Although PA numbers are increasing, it can't compete with NP's, and Physicians have been losing this battle for almost a decade at this point. We could essentially call this a war of nutrition, all NP's have to do is wait us all out. Healthcare is a business unfortunately and who would you hire, the experienced PA that needs an SP or an Experienced RN that needs no oversight at the same price. Hell Physicians are so scared that they are writing books that are the equivalent to untold resident caused horror stories, told in the form of NP'S and PA's. (Charming read..... linked below)

https://www.amazon.com/Patients-Risk-Practitioner-Physician-Healthcare/dp/1627343164/ref=sr_1_2?crid=2251VV9GUMU7X&dchild=1&keywords=patients+at+risk&qid=1606251424&sprefix=Patients+a%2Caps%2C155&sr=8-2

AMA and the AANP are basically at war. The AAPA is young and smaller but also too effective to be considered neutral by either. Logistically speaking the only leg Physicians are standing on is that they improve patient care and are more experienced. Stats show that if anything the numbers dictate no change in care, but that PA/NP's are more favored by patients because they listen more.
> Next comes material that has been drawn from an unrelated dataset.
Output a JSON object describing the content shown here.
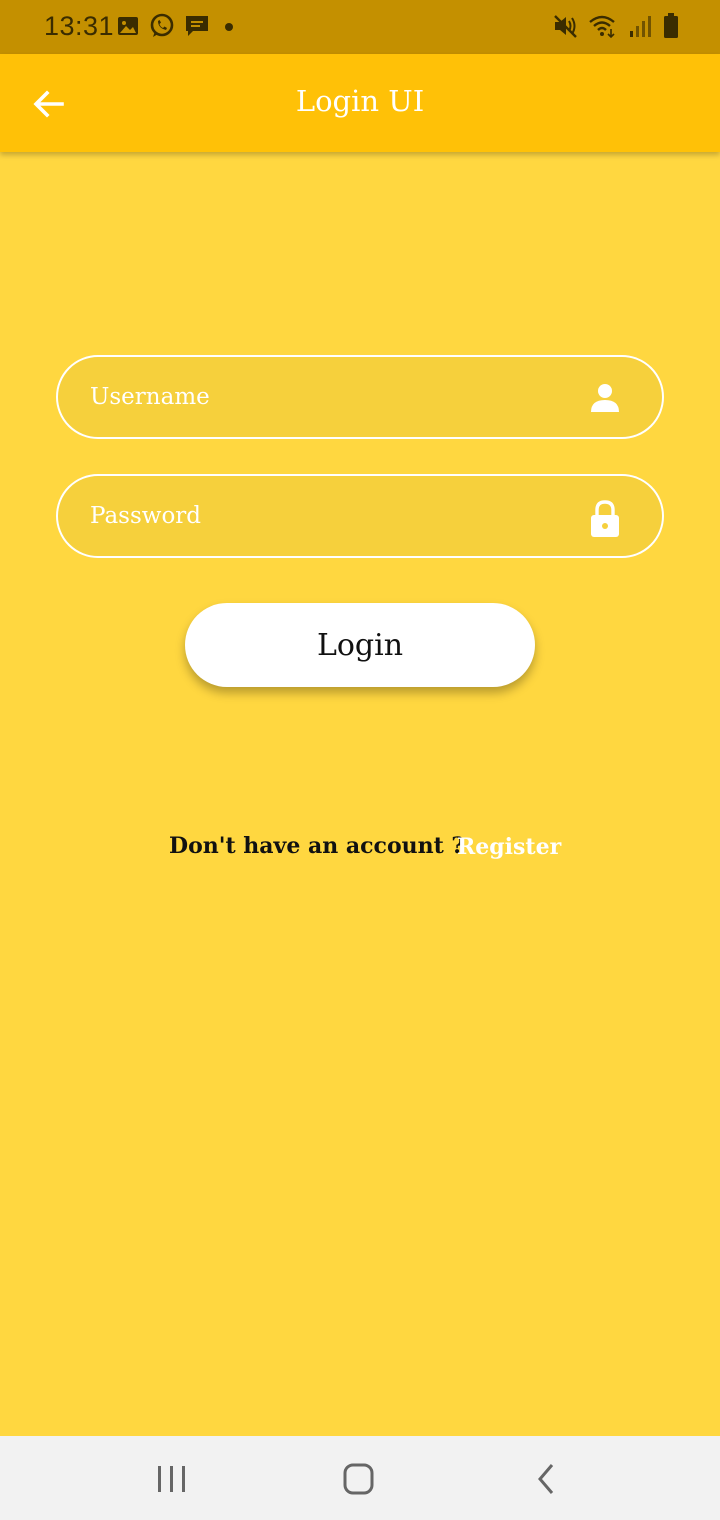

Physician's ( obviously not all) are too proud to admit it, but they're too expensive to train and haven't definitively proven they are essential to giving positive outcomes. The only people who would benefit from absorbing PA's are Physicians, adding to their numbers and increasing positive Physician trend statistics, effectively making the statistics, "who gives better care the Medical model or the Nursing model." I would imagine this is unlikely too since they still seem to barely tolerate DO's lol.

 

What a great response and reply.  Well written and for the most part I agree.